Growth "has been exponential," says Stellmacher. "We're averaging 20 to 25 projects a year."
It all comes back to Rocky Mountain Vessels mantra of "simple, efficient, and affordable," says Stellmacher. While larger systems from other manufacturers can easily run $250,000, Rocky Mountain Vessels’ price tag is notably lower. "For a simple seven-barrel system, we're talking in the neighborhood of $30,000 to $35,000," says Stellmacher.
Houtstra's method starts with the question, "How can I change it to produce a high-quality piece of equipment at a lower cost?" His answer: "You start experimenting."
He highlights some of his innovations: a simple flow manifold, a modular design, and removable false bottoms. "You can pull it out with one hand," he says. "Usually, those are really heavy."

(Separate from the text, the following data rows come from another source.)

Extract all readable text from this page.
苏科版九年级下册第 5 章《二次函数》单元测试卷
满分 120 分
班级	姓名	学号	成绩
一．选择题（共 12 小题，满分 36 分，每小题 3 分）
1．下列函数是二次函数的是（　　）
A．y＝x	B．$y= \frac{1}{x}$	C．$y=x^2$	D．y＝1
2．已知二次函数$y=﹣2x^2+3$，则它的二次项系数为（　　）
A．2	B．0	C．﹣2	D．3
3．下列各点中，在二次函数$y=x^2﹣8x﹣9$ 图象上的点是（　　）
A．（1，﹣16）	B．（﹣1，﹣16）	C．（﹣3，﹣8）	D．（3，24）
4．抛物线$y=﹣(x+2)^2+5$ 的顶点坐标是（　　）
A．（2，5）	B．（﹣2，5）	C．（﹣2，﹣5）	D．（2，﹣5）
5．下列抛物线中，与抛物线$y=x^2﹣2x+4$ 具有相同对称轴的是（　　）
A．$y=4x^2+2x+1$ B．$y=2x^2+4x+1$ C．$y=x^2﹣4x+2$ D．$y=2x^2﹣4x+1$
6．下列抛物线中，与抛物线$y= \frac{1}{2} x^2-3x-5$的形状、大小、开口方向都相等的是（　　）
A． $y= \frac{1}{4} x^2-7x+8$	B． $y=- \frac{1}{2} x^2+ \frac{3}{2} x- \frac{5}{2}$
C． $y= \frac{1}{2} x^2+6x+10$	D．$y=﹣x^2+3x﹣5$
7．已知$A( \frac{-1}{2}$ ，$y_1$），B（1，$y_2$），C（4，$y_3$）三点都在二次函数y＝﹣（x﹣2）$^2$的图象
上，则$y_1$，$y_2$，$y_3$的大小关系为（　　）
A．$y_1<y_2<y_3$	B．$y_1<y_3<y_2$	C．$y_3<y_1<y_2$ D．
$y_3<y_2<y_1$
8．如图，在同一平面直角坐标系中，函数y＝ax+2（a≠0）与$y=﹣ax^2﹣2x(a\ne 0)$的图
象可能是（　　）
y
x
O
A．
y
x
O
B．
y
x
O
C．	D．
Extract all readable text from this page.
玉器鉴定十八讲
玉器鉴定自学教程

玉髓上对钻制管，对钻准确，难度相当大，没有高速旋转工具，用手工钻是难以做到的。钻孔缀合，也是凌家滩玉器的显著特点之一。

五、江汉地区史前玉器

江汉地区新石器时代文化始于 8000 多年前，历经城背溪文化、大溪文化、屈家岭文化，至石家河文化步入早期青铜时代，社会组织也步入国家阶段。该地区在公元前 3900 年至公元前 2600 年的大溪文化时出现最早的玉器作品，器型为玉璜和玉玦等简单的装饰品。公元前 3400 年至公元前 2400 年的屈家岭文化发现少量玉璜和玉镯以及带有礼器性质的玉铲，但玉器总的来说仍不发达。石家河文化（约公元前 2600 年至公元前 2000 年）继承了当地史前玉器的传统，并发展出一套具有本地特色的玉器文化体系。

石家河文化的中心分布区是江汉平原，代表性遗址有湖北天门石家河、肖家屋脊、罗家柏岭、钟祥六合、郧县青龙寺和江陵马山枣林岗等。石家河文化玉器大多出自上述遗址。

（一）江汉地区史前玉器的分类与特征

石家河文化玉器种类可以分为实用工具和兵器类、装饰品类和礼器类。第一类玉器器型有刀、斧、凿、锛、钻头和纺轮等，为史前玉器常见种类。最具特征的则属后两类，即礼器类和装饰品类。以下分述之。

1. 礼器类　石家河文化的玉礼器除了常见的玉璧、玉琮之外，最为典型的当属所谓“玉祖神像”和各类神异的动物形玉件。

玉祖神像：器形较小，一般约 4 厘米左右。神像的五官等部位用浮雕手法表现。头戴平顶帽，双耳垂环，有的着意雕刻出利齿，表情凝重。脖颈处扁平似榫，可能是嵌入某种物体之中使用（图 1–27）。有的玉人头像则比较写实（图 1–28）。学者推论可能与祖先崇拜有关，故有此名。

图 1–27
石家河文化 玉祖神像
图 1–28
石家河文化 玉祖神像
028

"One of the things brewers talk about is efficiency in the brewhouse," says Stellmacher. "Mash efficiency is something brewers are really fixated on. Our mash tun has a proper aspect ratio for extracting maximum sugars." Multiple drains on larger tanks allow brewers "to pour as much sugar as possible out of that wort," he adds.
Rocky Mountain Vessels started using a CNC welding system in 2015. The result is precise dimple jackets on the tanks that transfer heat more efficiently. "Because it's computer-aided, the likelihood of any flaw goes way down," says Stellmacher.
The reduced human touch also makes for cleaner tanks. "These tanks are extremely sanitary internally," notes Houtstra. "I don't think a lot of brewers realize the importance of that."
Favorite beers: "My favorite beer is anything brewed with citra hops," says Houtstra. "A citra IPA is at the top of the list."
"I'm not as finicky as Darin is," says Stellmacher. "I'm always trying something new. What I haven't tried, I want to try."
Challenges: Awareness in the market. "The biggest challenge still is we're not well-known in the industry," says Houtstra.
Opportunities: Beyond the bread and butter of neighborhood breweries, distilleries and wineries are targets. "That's one of the opportunities we see: to be able to expand into related beverage markets, including distilling," says Stellmacher. Rocky Mountain Vessels recently sold a mash tun to Dry Land Distillers in Longmont.
Stellmacher says they also have plans to apply the company's expertise with stainless steel to another as-yet-undisclosed industry.
Needs: More elbow room. The company started up in a 2,000-square-foot facility in Montrose, then moved to a 4,000-square-foot shop in 2016. "Space continues to be an ongoing challenge," says Stellmacher. The insourcing of cylinder rolling cost the company some production space, he says, and there are plans to bring invest in a waterjet as well, "but that's more floor space."
Houtstra says talent is another need. "More skilled employees is a need coming up," he says.